Bencana ekologis menjadi ancaman bagi setiap negara sehingga perlu adanya tindakan
preventif dalam mereduksi risiko bencana yang akan ditimbulkan, perubahan iklim dalam waktu
yang sangat lama tidak terbatas pada aspek-aspek iklim dan lingkungan, pengurangan emisi gas
CO2 di udara menjadi sesuatu yang penting untuk dilakukan pengurangan dampak pemanasan
global di dunia.
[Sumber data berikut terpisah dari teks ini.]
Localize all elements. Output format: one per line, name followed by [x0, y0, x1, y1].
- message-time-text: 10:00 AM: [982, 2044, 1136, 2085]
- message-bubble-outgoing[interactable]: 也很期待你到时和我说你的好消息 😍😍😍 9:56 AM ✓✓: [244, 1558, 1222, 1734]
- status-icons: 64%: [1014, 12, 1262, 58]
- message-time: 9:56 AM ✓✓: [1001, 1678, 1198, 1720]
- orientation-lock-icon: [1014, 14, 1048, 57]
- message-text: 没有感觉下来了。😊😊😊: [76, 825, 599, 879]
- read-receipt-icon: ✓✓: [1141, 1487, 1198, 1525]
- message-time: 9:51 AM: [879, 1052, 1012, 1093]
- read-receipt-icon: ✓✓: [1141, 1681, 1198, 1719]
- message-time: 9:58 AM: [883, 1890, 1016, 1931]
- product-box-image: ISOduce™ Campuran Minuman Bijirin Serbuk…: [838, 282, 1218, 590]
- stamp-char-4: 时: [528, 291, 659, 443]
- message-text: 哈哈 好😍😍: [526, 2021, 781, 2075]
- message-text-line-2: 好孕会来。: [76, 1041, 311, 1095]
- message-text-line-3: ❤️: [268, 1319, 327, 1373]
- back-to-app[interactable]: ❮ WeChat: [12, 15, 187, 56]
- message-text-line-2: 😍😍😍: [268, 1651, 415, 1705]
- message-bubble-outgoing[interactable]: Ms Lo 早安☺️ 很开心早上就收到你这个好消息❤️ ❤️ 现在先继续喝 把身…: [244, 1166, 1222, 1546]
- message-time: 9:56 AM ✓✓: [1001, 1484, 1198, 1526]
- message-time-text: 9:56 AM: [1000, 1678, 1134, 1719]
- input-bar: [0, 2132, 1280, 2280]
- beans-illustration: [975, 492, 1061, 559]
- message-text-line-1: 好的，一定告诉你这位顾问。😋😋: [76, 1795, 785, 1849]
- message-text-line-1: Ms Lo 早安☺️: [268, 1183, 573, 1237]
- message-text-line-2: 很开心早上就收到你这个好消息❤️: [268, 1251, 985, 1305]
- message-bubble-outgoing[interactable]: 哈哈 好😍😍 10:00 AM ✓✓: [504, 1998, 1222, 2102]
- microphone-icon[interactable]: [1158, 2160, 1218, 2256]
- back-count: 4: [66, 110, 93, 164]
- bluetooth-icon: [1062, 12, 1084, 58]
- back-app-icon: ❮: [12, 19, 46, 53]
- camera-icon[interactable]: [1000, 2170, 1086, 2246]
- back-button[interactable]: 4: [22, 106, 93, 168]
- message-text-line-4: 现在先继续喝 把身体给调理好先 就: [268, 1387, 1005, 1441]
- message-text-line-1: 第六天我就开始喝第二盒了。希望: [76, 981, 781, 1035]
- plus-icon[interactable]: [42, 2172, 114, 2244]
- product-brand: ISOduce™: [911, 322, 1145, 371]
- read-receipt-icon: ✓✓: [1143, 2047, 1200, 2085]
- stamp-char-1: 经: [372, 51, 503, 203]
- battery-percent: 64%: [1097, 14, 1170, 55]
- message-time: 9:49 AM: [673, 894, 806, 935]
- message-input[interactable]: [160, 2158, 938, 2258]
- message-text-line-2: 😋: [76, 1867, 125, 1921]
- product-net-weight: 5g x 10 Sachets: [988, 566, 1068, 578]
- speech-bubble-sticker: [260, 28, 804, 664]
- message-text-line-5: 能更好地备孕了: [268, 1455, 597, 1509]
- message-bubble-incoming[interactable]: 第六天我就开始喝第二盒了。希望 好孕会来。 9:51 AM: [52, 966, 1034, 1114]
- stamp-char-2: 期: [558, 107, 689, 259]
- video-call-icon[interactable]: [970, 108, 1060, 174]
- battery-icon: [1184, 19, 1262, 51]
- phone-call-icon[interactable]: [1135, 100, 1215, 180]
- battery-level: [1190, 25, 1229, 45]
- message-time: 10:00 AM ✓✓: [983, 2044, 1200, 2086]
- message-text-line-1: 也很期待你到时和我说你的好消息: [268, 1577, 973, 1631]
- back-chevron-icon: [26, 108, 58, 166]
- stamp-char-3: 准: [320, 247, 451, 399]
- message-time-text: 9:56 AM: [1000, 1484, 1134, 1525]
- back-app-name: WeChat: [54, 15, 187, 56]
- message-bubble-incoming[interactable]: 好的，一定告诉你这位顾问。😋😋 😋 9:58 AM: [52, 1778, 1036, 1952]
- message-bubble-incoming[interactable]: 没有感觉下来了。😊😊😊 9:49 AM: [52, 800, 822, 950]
Pencegahan dan pengelolaan lingkungan harus dimulai secara dini untuk menilai
risiko dan kondisi alam yang tidak stabil terhadap ancaman bencana ekologis.

Pengurangan risiko bencana meliputi tahapan sebelum bencana, saat bencana dan
setelah bencana, pada tahapan sebelum bencana manajemen risiko dapat dilakukan dengan
melakukan upaya-upaya pencegahan atau mitigasi, merupakan upaya terpadu yang dilakukan
untuk meminimalkan risiko bencana, mitigasi dapat dilakukan denganpenilaian risiko bencana
berdasarkan atas analisa ancaman (hazard) yang diakibatkan perubahan iklim global, mengenal
ancaman untuk mengetahui faktor- faktor yang mempengaruhi terjadinya bencana, khususnya
bencana ekologis, dari faktor-faktor di atas kemudian dilakukan penilaian terhadap kerentanan
(vulnerability) dalam suatu komunitas untuk menerima dampak ancaman sehingga dapat
mengetahui tingkat risiko bencana. Mitigasi dapat dilakukan dengan melakukan du pendekatan
antara lain pendekatan structural yang mengacu pada infrastruktur yang mendukung
pengurangan pengaruh pemanasan global dan risiko bencana, serta pendekatan non structural
dengan pendekatan masyarakat sebagai perancang dan perencana suatu tindakan mitigasi
bencana. Ancaman adalah sesuatu yang dapat mengkibatkan terjadinya bencana baik secara
alamiah (natural disaster) maupun akibat ulah manusia itu sendiri (man-made disaster). Atas
penilaian risiko bencana dapat dijadikan tolak ukur suatu rencana strategis dalam membangun
suatu kesiapsiagaan dalam satu komunitas untuk menghadapi risiko bencana, sistem peringatan
dini harus dimiliki sebagai tanda yang dapat memberikan informasi adanya ancaman risiko
bencana. Risiko bencana merupakan hubungan antara komponen-komponen ancaman (hazard),
kerentanan (vulnerability) dan kemampuan (capacity) dalam mengelola ancaman. Jika dilihat
hubungannya risiko bencana dapat dirumuskan

RI = Hazard x Vulnerability/Capacity
Dimana : RI = Risiko Bencana
H = Hazard
V = Vulnerability
C = Capacity
Semakin tinggi nilai ancaman dan nilai kerentanan maka risiko bencana semakin tinggi, untuk
mengurangi risiko bencana perlu melakukan peningkatan nilai kerentanan (vulnerability)
menjadi kapasitas (capacity) dengan melakukan penguatan kapasitas di dalam masyarakat dalam
mengelola lingkungan, mengenal ancaman, mengetahui dampak yang dapat ditimbulkan oleh
faktor-faktor yang mengakibatkan terjadinya bencana dalam lingkungan (disaster ecology).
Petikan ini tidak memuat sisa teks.